A tax on big business (to the extent that they’ll pay it) is a tax on shareholders. If, for reasons of social policy, we believe that mothers should be compensated for the time they take away from employment to produce children, then society as a whole should pay, not just the portion of society who happen to hold shares in large profitable companies.

Comment from robert halsey
Time March 10, 2010 at 2:29 pm

When women start losing their jobs and othersfindit impossible to get jobs then they should remember Tony Abbot in their prayers of thanksgiving for their generous awards.

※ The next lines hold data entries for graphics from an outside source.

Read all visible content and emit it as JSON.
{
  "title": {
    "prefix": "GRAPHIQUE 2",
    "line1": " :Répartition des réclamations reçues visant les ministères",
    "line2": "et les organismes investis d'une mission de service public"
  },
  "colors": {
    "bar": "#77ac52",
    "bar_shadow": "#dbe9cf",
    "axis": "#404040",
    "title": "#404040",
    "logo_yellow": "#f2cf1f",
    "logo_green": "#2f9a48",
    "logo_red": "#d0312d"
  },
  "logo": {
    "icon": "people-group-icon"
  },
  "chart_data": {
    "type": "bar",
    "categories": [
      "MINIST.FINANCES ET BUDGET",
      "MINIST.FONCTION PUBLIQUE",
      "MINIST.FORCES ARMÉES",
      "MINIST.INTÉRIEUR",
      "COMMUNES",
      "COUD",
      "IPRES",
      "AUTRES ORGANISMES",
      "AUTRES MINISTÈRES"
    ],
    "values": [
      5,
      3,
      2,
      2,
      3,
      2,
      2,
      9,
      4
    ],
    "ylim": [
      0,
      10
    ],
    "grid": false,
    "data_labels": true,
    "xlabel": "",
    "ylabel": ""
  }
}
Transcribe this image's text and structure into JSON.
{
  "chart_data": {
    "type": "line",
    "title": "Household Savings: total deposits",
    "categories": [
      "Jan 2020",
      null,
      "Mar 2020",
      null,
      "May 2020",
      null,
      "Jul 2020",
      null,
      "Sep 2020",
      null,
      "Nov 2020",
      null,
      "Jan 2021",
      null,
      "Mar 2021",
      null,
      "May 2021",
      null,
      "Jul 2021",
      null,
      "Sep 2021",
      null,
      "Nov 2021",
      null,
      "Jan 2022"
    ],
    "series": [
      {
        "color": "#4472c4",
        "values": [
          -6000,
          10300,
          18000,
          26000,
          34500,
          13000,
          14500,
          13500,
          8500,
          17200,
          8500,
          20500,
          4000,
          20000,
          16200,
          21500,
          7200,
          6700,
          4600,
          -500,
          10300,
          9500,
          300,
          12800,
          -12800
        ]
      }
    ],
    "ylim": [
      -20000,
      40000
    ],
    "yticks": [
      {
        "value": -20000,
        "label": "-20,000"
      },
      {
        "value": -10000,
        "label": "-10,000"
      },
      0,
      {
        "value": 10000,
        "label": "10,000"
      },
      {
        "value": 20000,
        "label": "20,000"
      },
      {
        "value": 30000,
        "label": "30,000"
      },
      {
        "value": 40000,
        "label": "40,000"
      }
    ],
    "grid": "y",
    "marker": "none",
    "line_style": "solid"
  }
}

And dont say this wont happen. If you were a struggling employer and had a dozen such women demanding their new awards what would do?
Give them all their entitlements and then go broker and pull the shutters down and close your doors for the last time. Then makeyour way to CentreLink.

Comment from Arjay
Time March 10, 2010 at 6:22 pm

Tony Abbott has done this to win the female vote.It was ill considered and was not done in consultation with his party.I think Tony is a little overcome with his new found power.

Why not do a compromise?Let couples who have a child income split and pay less tax but also the employer takes some of the burden paying 50% of wages for that duration.The job however will not remain open for the employee to return unless the employer so desires.

Many talented females often do part time work during pregnancy for their employers anyway.

The system has to be flexible.You have to remember John ,that private enterprise provides the wealth for Govt to operate and you don’t kill the goose that lays the golden eggs.

Comment from Chav
Time March 11, 2010 at 11:04 am

Arjay, with all the subsidies government provides business, who is the goose?